Ninguém imaginava, quando surgiu, que a Internet se transformaria em um reflexo do pensamento humano. Usada para armazenamento de memória, extensão cognitiva e, muitas vezes, compensação emocional, é inegável que cada vez mais gente pense e sinta com a ajuda da rede e, através dela, busque novos objetivos e desejos.

A rede das redes faz com que cada mente conectada a ela perceba que, em sua essência, também é uma rede. Ao ampliar as comunidades de pensamento, ela contesta certezas e diminui autoridades. Os crescidos sob a sua influência não duvidam que a única forma de progresso é adotar a incerteza, estar aberto para mudanças de opinião, de ponto de vista, de interesses. Não hesitam em confrontar diferentes Verdades com V maiúsculo para demoli-las, espatifá-las e buscar, nos detritos resultantes, novas verdades. Múltiplas, plurais, contraditórias, por que não?

O novo pensamento propiciado pela rede é muito mais líquido que sólido, graças a meios de comunicação igualmente fluidos. Como no Twitter, em que diferentes partículas de pensamento se agrupam até formar os tópicos mais relevantes, a textura humana da informação está manifesta nas conversas visíveis, nos picos e surtos de texto, no graffiti exposto das marcações e comentários e no fluxo de consciência em que diversos assuntos buscam consonâncias.

Na Internet é mais fácil compreender ideias que, na mecânica quântica, pareciam tão fantásticas. A todo instante são estabelecidas realidades paralelas que, como o gato absurdo de Schrödinger, estão superpostas, simultaneamente vivas e mortas. A natureza da pergunta modifica a qualidade da resposta.

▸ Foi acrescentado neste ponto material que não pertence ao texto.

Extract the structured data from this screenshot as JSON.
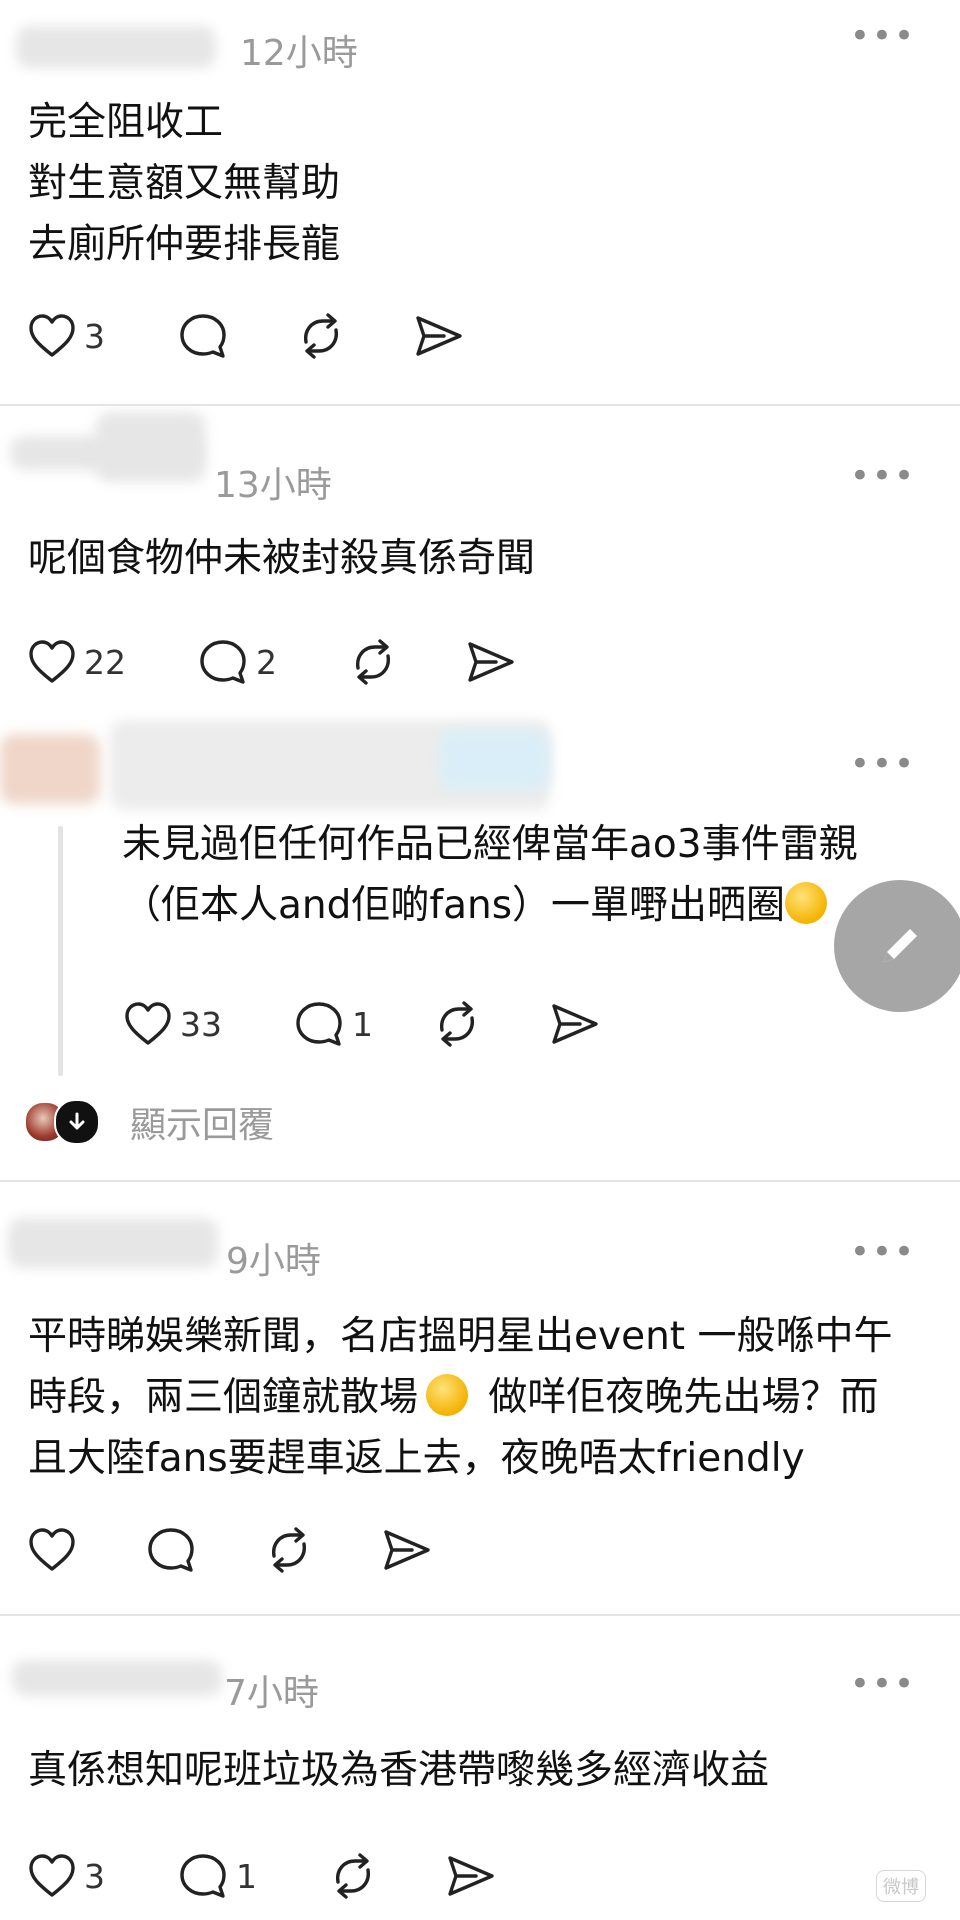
{
  "posts": [
    {
      "time": "12小時",
      "lines": [
        "完全阻收工",
        "對生意額又無幫助",
        "去廁所仲要排長龍"
      ],
      "likes": "3",
      "replies": "",
      "more": "•••"
    },
    {
      "time": "13小時",
      "lines": [
        "呢個食物仲未被封殺真係奇聞"
      ],
      "likes": "22",
      "replies": "2",
      "more": "•••"
    },
    {
      "time": "",
      "lines": [
        "未見過佢任何作品已經俾當年ao3事件雷親",
        "（佢本人and佢啲fans）一單嘢出晒圈"
      ],
      "likes": "33",
      "replies": "1",
      "more": "•••",
      "show_replies": "顯示回覆"
    },
    {
      "time": "9小時",
      "lines": [
        "平時睇娛樂新聞，名店搵明星出event 一般喺中午",
        "時段，兩三個鐘就散場",
        " 做咩佢夜晚先出場？而",
        "且大陸fans要趕車返上去，夜晚唔太friendly"
      ],
      "likes": "",
      "replies": "",
      "more": "•••"
    },
    {
      "time": "7小時",
      "lines": [
        "真係想知呢班垃圾為香港帶嚟幾多經濟收益"
      ],
      "likes": "3",
      "replies": "1",
      "more": "•••"
    }
  ],
  "icons": {
    "like": "heart-icon",
    "reply": "comment-icon",
    "repost": "repost-icon",
    "share": "share-icon",
    "compose": "pencil-icon"
  },
  "watermark": "微博"
}
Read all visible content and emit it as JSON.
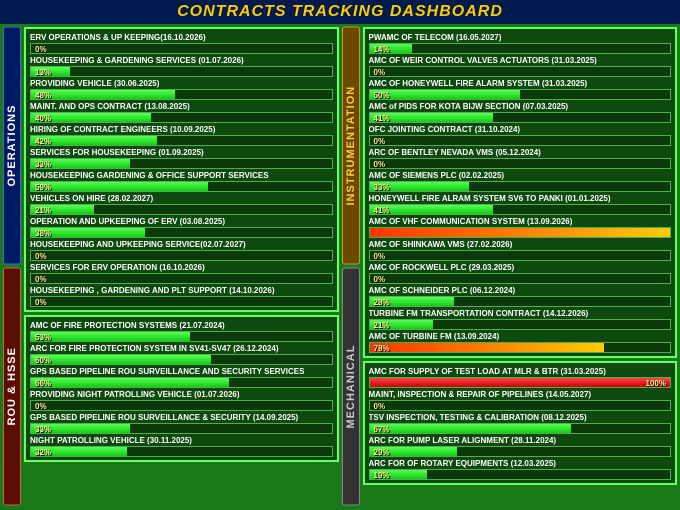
{
  "title": "CONTRACTS TRACKING DASHBOARD",
  "tabs": {
    "ops": "OPERATIONS",
    "rou": "ROU & HSSE",
    "instr": "INSTRUMENTATION",
    "mech": "MECHANICAL"
  },
  "ops": [
    {
      "t": "ERV OPERATIONS & UP KEEPING(16.10.2026)",
      "p": 0
    },
    {
      "t": "HOUSEKEEPING & GARDENING SERVICES (01.07.2026)",
      "p": 13
    },
    {
      "t": "PROVIDING VEHICLE (30.06.2025)",
      "p": 48
    },
    {
      "t": "MAINT. AND OPS CONTRACT (13.08.2025)",
      "p": 40
    },
    {
      "t": "HIRING OF CONTRACT ENGINEERS  (10.09.2025)",
      "p": 42
    },
    {
      "t": "SERVICES FOR HOUSEKEEPING (01.09.2025)",
      "p": 33
    },
    {
      "t": "HOUSEKEEPING  GARDENING & OFFICE SUPPORT SERVICES",
      "p": 59
    },
    {
      "t": "VEHICLES ON HIRE (28.02.2027)",
      "p": 21
    },
    {
      "t": "OPERATION AND UPKEEPING OF ERV (03.08.2025)",
      "p": 38
    },
    {
      "t": "HOUSEKEEPING AND UPKEEPING SERVICE(02.07.2027)",
      "p": 0
    },
    {
      "t": "SERVICES FOR ERV OPERATION (16.10.2026)",
      "p": 0
    },
    {
      "t": "HOUSEKEEPING , GARDENING AND PLT SUPPORT (14.10.2026)",
      "p": 0
    }
  ],
  "rou": [
    {
      "t": "AMC OF FIRE PROTECTION SYSTEMS  (21.07.2024)",
      "p": 53
    },
    {
      "t": "ARC FOR FIRE PROTECTION SYSTEM IN SV41-SV47 (26.12.2024)",
      "p": 60
    },
    {
      "t": "GPS BASED PIPELINE ROU SURVEILLANCE AND SECURITY SERVICES",
      "p": 66
    },
    {
      "t": "PROVIDING NIGHT PATROLLING VEHICLE (01.07.2026)",
      "p": 0
    },
    {
      "t": "GPS BASED PIPELINE ROU SURVEILLANCE & SECURITY  (14.09.2025)",
      "p": 33
    },
    {
      "t": "NIGHT PATROLLING VEHICLE (30.11.2025)",
      "p": 32
    }
  ],
  "instr": [
    {
      "t": "PWAMC OF TELECOM (16.05.2027)",
      "p": 14
    },
    {
      "t": "AMC OF WEIR CONTROL VALVES ACTUATORS (31.03.2025)",
      "p": 0
    },
    {
      "t": "AMC OF HONEYWELL FIRE ALARM SYSTEM (31.03.2025)",
      "p": 50
    },
    {
      "t": "AMC of PIDS FOR KOTA BIJW SECTION (07.03.2025)",
      "p": 41
    },
    {
      "t": "OFC JOINTING CONTRACT (31.10.2024)",
      "p": 0
    },
    {
      "t": "ARC OF BENTLEY NEVADA VMS (05.12.2024)",
      "p": 0
    },
    {
      "t": "AMC OF SIEMENS PLC (02.02.2025)",
      "p": 33
    },
    {
      "t": "HONEYWELL FIRE ALRAM SYSTEM SV6 TO PANKI (01.01.2025)",
      "p": 41
    },
    {
      "t": "AMC OF VHF COMMUNICATION SYSTEM (13.09.2026)",
      "p": 100,
      "color": "hot",
      "hidepct": true
    },
    {
      "t": "AMC OF SHINKAWA VMS (27.02.2026)",
      "p": 0
    },
    {
      "t": "AMC OF ROCKWELL PLC (29.03.2025)",
      "p": 0
    },
    {
      "t": "AMC OF SCHNEIDER PLC (06.12.2024)",
      "p": 28
    },
    {
      "t": "TURBINE FM TRANSPORTATION CONTRACT (14.12.2026)",
      "p": 21
    },
    {
      "t": "AMC OF TURBINE FM (13.09.2024)",
      "p": 78,
      "color": "hot"
    }
  ],
  "mech": [
    {
      "t": "AMC FOR SUPPLY OF TEST LOAD AT MLR & BTR (31.03.2025)",
      "p": 100,
      "color": "red",
      "right": true
    },
    {
      "t": "MAINT, INSPECTION & REPAIR OF PIPELINES (14.05.2027)",
      "p": 0
    },
    {
      "t": "TSV INSPECTION, TESTING & CALIBRATION (08.12.2025)",
      "p": 67
    },
    {
      "t": "ARC FOR PUMP LASER ALIGNMENT (28.11.2024)",
      "p": 29
    },
    {
      "t": "ARC FOR OF ROTARY EQUIPMENTS (12.03.2025)",
      "p": 19
    }
  ]
}
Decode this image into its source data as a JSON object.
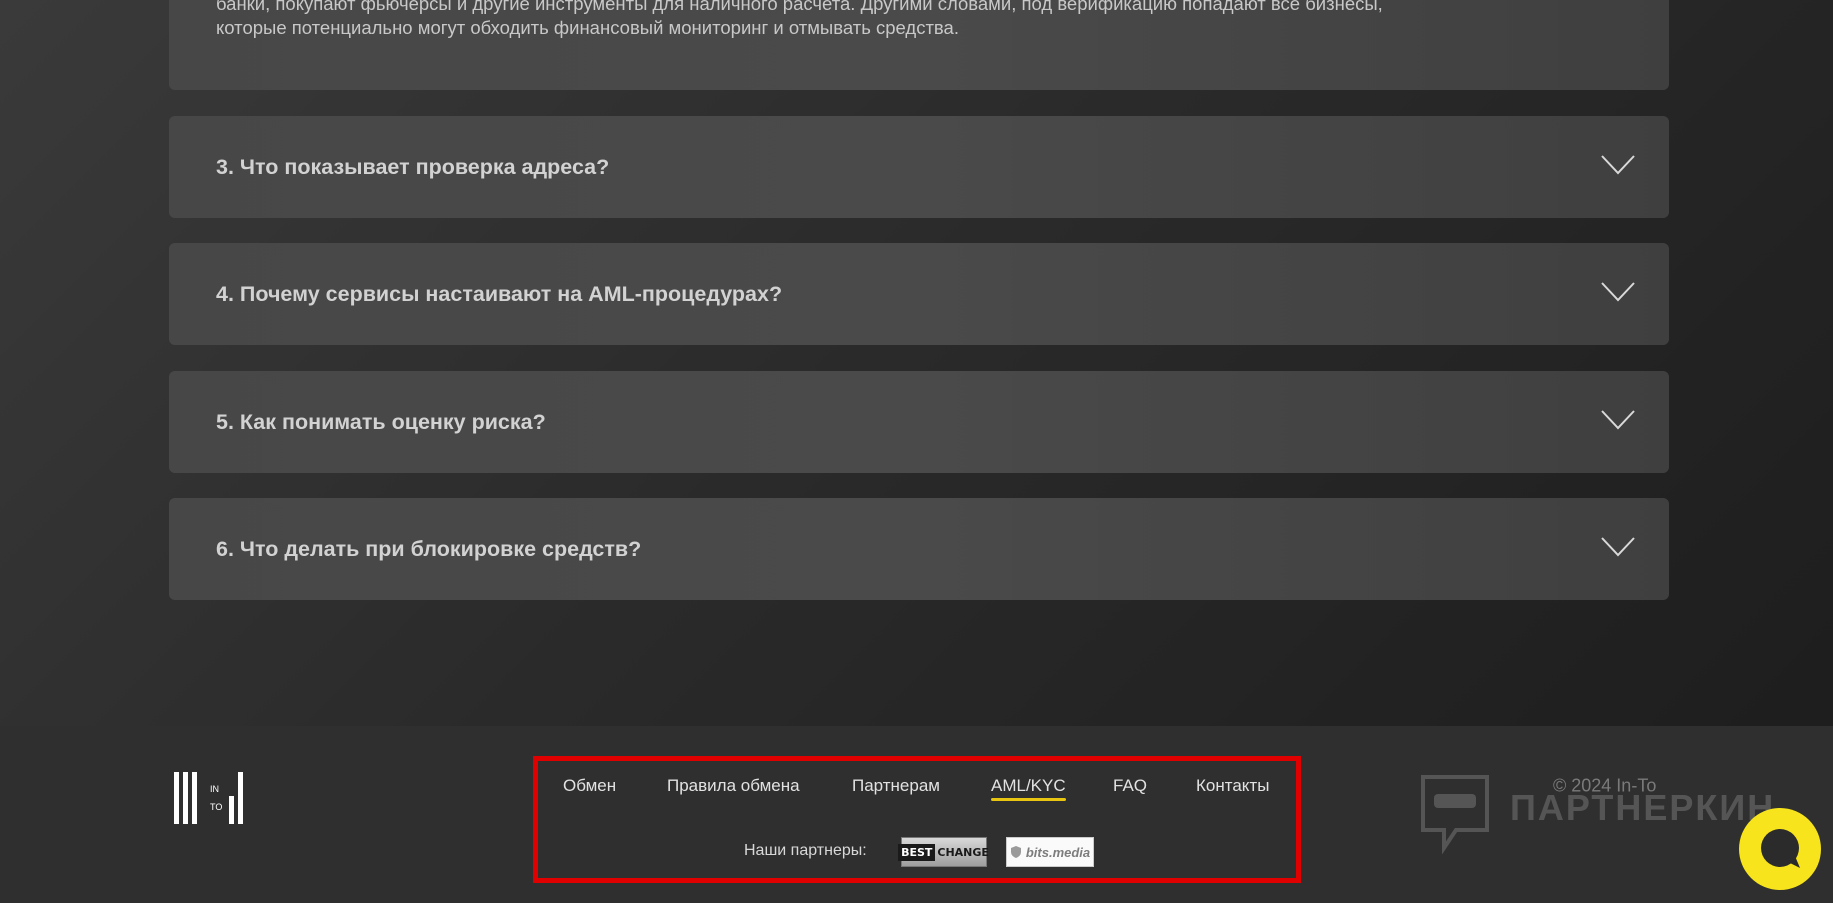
{
  "faq": {
    "open_answer_lines": [
      "банки, покупают фьючерсы и другие инструменты для наличного расчета. Другими словами, под верификацию попадают все бизнесы,",
      "которые потенциально могут обходить финансовый мониторинг и отмывать средства."
    ],
    "items": [
      {
        "question": "3. Что показывает проверка адреса?"
      },
      {
        "question": "4. Почему сервисы настаивают на AML-процедурах?"
      },
      {
        "question": "5. Как понимать оценку риска?"
      },
      {
        "question": "6. Что делать при блокировке средств?"
      }
    ]
  },
  "footer": {
    "logo_text": {
      "top": "IN",
      "bottom": "TO"
    },
    "nav": [
      {
        "label": "Обмен"
      },
      {
        "label": "Правила обмена"
      },
      {
        "label": "Партнерам"
      },
      {
        "label": "AML/KYC",
        "active": true
      },
      {
        "label": "FAQ"
      },
      {
        "label": "Контакты"
      }
    ],
    "partners_label": "Наши партнеры:",
    "partners": [
      {
        "name_part1": "BEST",
        "name_part2": "CHANGE"
      },
      {
        "name": "bits.media"
      }
    ],
    "watermark_text": "ПАРТНЕРКИН",
    "copyright": "© 2024 In-To"
  },
  "colors": {
    "accent_underline": "#e8c511",
    "chat_button": "#f7e41c",
    "highlight_border": "#e00000"
  },
  "icons": {
    "faq_toggle": "chevron-down-icon",
    "chat": "chat-bubble-icon",
    "watermark": "chat-mask-icon"
  }
}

Nesta sopa de conceitos, o filtro é a mensagem. Ele substitui a memória que, agora externa e compartilhada, espatifa o caráter atômico daquele que um dia foi chamado de indivíduo. No mundo colaborativo a figura individual é cada vez mais anacrônica. Todos são pontos focais em grandes redes, subconjuntos de informações, valores e interesses diversos. Se o tema do Iluminismo foi a independência, o maior valor do futuro próximo deverá ser a interdependência.

Mas para explorar adequadamente suas riquezas é preciso mais do que Facebook. Por mais abrangentes que sejam seus domínios, o gigante azul ainda representa a infância digital. Em sua imaturidade, ele procura mimar e satisfazer os desejos mais imediatos de seus usuários. Sem ele, dificilmente a rede seria tão popular. Mas no ambiente da nutrição informática, ele não significa muito mais do que uma porção de batatas fritas.

Para transcendê-lo é preciso desenvolver novas alfabetizações, fundamentais, de atenção, participação, colaboração e detecção de bobagens. Quem não as tiver certamente será vítima da superficialidade, credulidade, distração, alienação, vício e tudo o que se critica hoje na rede.

É preciso maturidade para compreender a dimensão da Internet. Só assim será possível assimilar conteúdos além da zona de conforto e cultivar uma neutralidade acima de simpatias e reservas. Um dos ambientes possíveis para essa nova forma de pensar seria um serviço tão bom em representar controvérsias quanto a Wikipédia o é para representar consensos.

Costumávamos cultivar pensamento. A rede nos transformou em caçadores-coletores de imagens e informações. Não tardará para que sejamos capazes de associar as duas técnicas e pensarmos como nunca se pensou.

Somos a primeira geração a ter o equivalente do Grande Colisor de Hádrons para ideias. Se isso não mudar a nossa maneira de pensar, nada mudará.